The plan would impact 750,000 GM hourly workers, retirees, their spouses and their families. Retirees make up nearly 500,000 of those workers, 2,000 of which are in Delaware.
Even though many GM retirees disagree with the changes being made to their insurance, they admit something needs to be done to address their company's financial woes. The No. 1 automaker in the world is projecting $4 billion in losses this year. And a reduction in benefits would shave $1 billion a year off an estimated $15 billion in health liabilities for retirees.
"Frankly, these are challenging times for both of us, and we are both being called on to address issues that are difficult," said Rick Wagoner, chief executive of GM, at a shareholders meeting Oct. 17 where he disclosed the company's plans to reduce benefits. He said the company's benefits were "a critical area of uncompetitiveness" for GM.
GM pays roughly $1,500 of the price of every new vehicle it sells toward health care for current and retired employees, company officials said. Market leader Toyota Motor Corp. pays $201 per vehicle in health care costs for workers at its North American facilities.
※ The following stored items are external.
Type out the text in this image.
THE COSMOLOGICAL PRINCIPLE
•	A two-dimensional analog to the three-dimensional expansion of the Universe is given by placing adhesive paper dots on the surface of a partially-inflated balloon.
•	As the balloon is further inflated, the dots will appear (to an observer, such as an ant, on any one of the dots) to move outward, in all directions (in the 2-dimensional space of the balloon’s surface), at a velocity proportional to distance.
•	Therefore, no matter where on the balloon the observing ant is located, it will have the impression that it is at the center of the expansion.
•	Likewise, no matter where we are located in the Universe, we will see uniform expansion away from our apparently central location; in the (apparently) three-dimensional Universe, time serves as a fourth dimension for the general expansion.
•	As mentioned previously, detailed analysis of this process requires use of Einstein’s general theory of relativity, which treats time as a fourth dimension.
"They have one of the best benefits packages and most expensive benefits packages," said Jim Klein, president of the American Benefits Council in Washington, of which GM is a member. "There is room to bring that into closer compliance with the way benefits are in other industries."
The cost of employer-sponsored health insurance has surged 73 percent since 2000, according to an annual health benefits survey by the Kaiser Family Foundation and Health Research and Educational Trust. In 2005, premiums rose an average of 9.2 percent, raising the average annual cost of family coverage to $10,880, the Kaiser study said. Employees paid an average of $2,712.
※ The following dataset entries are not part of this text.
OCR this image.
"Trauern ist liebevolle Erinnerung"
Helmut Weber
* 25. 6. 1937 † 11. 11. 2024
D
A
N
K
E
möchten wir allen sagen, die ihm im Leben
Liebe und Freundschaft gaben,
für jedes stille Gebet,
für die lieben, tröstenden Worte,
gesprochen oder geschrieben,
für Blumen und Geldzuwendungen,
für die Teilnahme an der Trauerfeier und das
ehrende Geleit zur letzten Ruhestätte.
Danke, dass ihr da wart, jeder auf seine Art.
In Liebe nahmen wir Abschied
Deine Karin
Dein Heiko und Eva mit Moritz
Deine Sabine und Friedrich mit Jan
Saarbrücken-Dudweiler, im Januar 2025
Last year, about 30 percent of corporations with 500 or more employees offered retirees health benefits, according to a 2004 survey by New York-based Mercer Human Resource Consulting. That's down from 43 percent in 1993.
"The concern of the further erosion of the benefit is a possibility," said Rich Fuerstenberg, principal at Mercer. "Employers have the right to change health benefits at any time, including the elimination of them altogether."
"Everything we have gotten, we have fought for," said Earnie Carrere, 73, of Bear who joined the Boxwood Road plant in 1952 at $1.52 an hour. "When we started, we didn't have nothing."
Most companies didn't start offering employees health coverage until World War II. National wage freezes during the war made it difficult to find workers in a tight labor market. Employers began offering health coverage as a way to woo and retain workers, according to a 2002 report "Retiree Health Care Costs: Addressing the Growing Gap," by Fidelity Investments.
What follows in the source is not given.